Son flegme et ses influences pourraient en tout point faire penser que Drew Lustman, plus connu sous le sobriquet FaltyDL, est originaire de Londres. Il n’en est rien : le new yorkais d’adoption, connecticutais de souche, brouille les pistes avec des choix artistiques dignes de la Londres sauvage. Fin 2012, Ninja Tune délivrait 2 EPs du producteur, « Hardcourage » et « Straight & Arrow », annonçant un album parmi les plus attendus de 2013. Il est dans les bacs depuis le 21 janvier.

À ma droite, Ninja Tune, label anglais fondé par le duo Coldcut, parmi les plus solvables de la musique électronique à qui l’on doit la découverte d’un nombre incalculable d’artistes (Scruff, Bonobo, Kid Koala) mais battant de l’aile depuis quelques temps. À ma gauche, FaltyDL, producteur influencé par Chicago, New York, Londres recruté pour redorer le blason de l’écurie des ninjas. : il allie la force de la house et l’obscurité de la dubstep à la rigueur de l’électronica pour créer un tout homogène et rigoureux.

Drew Lustman a démarré sa carrière de façon cahotique. Après s’être enfilé toutes sortes de drogues dans le cornet, il finit en désintox à l’âge de 17 ans, pas même diplômé. C’est à 19 ans qu’il se ressaisit et devient FaltyDL après des apparitions dans différentes formations de rock et de jazz (notons qu’il voue un culte sans limites à Miles Davis). Mike Paradinas, du légendaire label Planet Mu, lui donne sa chance et produit ses premiers disques. Il est prêt à s’envoler. Les sorties s’enchaînent, sur Swamp81, Hemlock, Ramp et All City puis les prestigieux remixes de Jamie XX, Scuba, le fils de Fela Kuti et consorts le font connaître à plus grande échelle. Il commence alors à collaborer à distance avec MachineDrum.

Il fait partie de ces artistes complets qui à la fois produisent, mixent, remixent, et gèrent un label (Blueberry Records qui collabore avec Ninja Tune sur Hardcourage). FaltyDL est un homme pressé, occupé qui n’a pas le temps de niaiser. Et ça se sent dans son travail. Il est également capable de faire le grand écart entre toutes les ramifications du UK Garage et de la house classique pour le plaisir de toutes les oreilles, sa large palette musicale lui permettant de prendre le meilleur de chaque genre.

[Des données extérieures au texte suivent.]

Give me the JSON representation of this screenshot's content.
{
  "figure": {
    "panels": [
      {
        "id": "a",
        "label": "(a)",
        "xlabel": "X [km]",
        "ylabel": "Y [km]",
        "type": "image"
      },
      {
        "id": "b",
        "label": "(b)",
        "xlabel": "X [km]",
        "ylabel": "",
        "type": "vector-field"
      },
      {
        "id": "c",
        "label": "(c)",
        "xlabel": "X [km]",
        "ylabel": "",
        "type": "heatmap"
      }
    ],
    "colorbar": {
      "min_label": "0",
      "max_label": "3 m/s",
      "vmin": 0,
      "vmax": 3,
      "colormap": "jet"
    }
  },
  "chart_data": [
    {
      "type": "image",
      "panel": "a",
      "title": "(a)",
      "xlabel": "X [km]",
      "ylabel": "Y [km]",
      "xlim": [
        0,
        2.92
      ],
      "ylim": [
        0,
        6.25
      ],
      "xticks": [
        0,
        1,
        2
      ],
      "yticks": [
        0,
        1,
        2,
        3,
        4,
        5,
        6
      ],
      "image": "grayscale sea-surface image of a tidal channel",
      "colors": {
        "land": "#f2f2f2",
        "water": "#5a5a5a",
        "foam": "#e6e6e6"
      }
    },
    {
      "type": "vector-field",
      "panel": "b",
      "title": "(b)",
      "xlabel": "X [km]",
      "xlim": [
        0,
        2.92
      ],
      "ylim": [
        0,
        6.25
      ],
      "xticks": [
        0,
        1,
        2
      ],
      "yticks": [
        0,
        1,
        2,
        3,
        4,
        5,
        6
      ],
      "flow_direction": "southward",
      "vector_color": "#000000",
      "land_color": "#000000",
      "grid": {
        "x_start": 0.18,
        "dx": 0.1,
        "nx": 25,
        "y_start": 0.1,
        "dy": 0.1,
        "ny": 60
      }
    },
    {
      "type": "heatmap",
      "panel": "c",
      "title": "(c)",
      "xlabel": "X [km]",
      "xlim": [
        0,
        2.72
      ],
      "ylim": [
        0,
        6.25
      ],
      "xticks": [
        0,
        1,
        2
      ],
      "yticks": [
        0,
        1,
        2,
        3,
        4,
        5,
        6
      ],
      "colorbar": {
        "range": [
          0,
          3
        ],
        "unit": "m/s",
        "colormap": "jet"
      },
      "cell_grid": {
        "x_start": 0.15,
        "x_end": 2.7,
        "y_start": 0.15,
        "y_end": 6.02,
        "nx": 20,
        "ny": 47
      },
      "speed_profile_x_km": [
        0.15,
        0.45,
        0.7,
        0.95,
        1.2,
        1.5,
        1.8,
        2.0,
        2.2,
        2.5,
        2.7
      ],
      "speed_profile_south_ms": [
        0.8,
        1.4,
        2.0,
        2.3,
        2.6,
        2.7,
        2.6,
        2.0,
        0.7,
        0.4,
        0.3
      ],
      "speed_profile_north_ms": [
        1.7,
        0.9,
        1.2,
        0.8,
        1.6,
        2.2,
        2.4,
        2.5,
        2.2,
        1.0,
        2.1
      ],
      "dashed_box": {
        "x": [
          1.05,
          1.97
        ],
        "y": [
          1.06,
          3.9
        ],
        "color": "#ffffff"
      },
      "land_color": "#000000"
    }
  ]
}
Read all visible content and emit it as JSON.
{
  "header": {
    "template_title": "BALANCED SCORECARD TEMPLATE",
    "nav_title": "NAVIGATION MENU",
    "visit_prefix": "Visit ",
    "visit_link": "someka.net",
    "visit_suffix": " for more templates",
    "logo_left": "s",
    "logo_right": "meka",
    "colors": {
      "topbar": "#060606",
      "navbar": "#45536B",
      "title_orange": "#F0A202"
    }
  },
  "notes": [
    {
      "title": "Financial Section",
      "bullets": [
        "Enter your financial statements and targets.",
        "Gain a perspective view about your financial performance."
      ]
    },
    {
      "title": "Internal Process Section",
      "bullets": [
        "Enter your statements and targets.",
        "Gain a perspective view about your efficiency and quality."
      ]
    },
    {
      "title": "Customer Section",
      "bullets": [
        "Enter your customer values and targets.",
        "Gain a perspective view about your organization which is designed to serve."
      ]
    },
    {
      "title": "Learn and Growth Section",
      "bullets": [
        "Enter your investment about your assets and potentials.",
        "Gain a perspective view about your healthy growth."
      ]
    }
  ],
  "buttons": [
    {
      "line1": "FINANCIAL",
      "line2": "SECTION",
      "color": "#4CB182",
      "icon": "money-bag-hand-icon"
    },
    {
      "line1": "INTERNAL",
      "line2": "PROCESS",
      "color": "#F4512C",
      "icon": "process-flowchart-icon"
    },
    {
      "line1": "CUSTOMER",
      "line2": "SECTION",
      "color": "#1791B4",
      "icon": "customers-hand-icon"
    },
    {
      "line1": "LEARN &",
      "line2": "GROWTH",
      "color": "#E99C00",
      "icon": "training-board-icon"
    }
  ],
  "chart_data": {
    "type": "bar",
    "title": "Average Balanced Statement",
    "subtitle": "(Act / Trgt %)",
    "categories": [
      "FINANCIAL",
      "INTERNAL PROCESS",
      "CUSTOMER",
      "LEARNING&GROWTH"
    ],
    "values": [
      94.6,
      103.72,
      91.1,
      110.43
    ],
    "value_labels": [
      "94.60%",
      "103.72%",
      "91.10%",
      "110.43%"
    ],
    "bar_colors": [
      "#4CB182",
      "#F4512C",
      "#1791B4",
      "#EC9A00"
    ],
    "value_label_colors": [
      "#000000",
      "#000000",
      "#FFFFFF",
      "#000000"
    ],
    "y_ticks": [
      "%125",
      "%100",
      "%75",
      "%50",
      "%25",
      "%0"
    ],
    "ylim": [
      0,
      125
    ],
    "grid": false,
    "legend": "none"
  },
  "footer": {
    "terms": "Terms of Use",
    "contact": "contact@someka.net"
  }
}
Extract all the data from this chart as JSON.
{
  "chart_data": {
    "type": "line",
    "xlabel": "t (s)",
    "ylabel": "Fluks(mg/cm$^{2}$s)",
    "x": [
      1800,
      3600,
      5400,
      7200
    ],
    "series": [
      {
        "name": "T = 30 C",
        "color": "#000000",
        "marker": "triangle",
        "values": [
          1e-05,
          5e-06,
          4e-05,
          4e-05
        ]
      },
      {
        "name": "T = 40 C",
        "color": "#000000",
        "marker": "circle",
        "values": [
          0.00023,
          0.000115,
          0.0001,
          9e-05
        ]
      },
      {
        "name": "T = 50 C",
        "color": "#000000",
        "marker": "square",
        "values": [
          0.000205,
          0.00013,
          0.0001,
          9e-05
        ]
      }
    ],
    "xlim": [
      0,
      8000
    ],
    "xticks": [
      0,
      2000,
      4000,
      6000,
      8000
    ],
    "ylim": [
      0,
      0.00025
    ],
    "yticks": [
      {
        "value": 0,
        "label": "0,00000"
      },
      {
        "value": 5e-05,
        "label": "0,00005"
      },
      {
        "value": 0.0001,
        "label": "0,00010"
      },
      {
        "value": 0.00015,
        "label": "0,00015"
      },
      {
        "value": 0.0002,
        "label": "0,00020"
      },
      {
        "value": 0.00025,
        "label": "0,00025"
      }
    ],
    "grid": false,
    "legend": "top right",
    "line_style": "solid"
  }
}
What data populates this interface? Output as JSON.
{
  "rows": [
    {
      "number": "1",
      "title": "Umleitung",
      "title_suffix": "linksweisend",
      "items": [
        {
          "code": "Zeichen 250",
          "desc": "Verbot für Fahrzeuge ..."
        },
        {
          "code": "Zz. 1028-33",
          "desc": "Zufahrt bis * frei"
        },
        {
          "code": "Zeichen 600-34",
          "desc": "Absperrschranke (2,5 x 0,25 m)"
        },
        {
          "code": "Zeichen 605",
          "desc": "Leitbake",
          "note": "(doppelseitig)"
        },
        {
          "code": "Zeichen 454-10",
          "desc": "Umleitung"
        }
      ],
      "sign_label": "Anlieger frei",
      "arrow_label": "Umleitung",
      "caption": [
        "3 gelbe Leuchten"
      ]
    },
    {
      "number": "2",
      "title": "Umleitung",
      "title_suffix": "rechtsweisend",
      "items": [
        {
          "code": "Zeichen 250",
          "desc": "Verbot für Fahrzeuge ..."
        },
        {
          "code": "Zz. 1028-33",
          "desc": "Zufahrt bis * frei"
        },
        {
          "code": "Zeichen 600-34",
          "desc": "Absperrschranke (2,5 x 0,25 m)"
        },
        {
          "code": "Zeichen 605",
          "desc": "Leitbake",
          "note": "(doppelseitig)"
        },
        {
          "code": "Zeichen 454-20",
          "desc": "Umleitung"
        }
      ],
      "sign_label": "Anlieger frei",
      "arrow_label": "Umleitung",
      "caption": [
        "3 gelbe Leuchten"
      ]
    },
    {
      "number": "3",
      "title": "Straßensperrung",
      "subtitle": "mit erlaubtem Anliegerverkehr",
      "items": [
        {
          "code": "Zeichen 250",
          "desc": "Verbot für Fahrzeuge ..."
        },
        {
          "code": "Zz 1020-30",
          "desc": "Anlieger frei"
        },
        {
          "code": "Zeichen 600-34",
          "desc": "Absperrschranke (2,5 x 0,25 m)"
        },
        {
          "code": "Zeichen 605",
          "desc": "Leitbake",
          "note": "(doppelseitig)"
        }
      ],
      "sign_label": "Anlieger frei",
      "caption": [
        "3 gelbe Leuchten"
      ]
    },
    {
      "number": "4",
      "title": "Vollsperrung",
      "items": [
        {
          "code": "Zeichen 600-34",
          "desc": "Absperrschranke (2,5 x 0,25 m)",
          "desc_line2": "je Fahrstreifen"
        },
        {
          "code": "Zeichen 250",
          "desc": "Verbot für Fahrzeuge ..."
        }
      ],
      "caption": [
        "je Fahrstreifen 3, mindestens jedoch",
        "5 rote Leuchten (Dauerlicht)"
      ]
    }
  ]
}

Pour ce 3ème album, la communication a été mûrement réfléchie et 2 EPs et 2 excellents clips ont teasé sa sortie. Parmi les remixers, on retrouvait Mike Q et Four Tet, pour une fois de plus attester de son ouverture. Stay I’m changed annonce la couleur : petite montée en puissance au début de l’album qui réveille en douceur. La pression redescend tranquillement avec She sleeps, ôde à la joie, faisant figurer le frontman de Friendly Fire. Puis Uncea remet un coup d’accélérateur avec son piano stressant et ses breaks douloureux. L’album continue ainsi, passant de morceaux lents à d’autres plus énervés. On ne sait pas vraiment comment chaque piste finit, c’est à chaque fois des surprises, agréables ou décevantes (Kenny rolls one). Certaines chansons, en dehors de ses singles, telles que Korbel Dallas ou Bells tirent l’album vers le haut et FaltyDL s’en sort finalement pas trop mal.

“Hardcourage” est globalement difficile d’accès et nécessite de répéter les écoutes pour se l’approprier. Malgré son ouverture d’esprit, FaltyDL peine à faire accrocher directement son audimat qui est plusieurs fois tenté d’appuyer sur le bouton « Suivant ». Il est toujours difficile de passer de l’EP à l’album, mais Drew ne nous a pas menti et conserve la même lignée, parfois poétique, parfois rétro. Contrairement à certains albums qui deviennent insupportables après 3 écoutes, celui-ci s’apprécie après un peu de persévérance, et c’est ce qui fait son charme.

D’après Pitchfork, « Hardcourage » est né d’une nouvelle relation amoureuse de son créateur, en témoigne la pochette montrant 2 visages qui s’entrelacent (le visuel est d’ailleurs excellent). On ne s’en étonne pas tant le disque est moins froid et orienté club que ses prédécesseurs mais définitivement plus tourné vers le rêve et, pourquoi pas, l’espoir.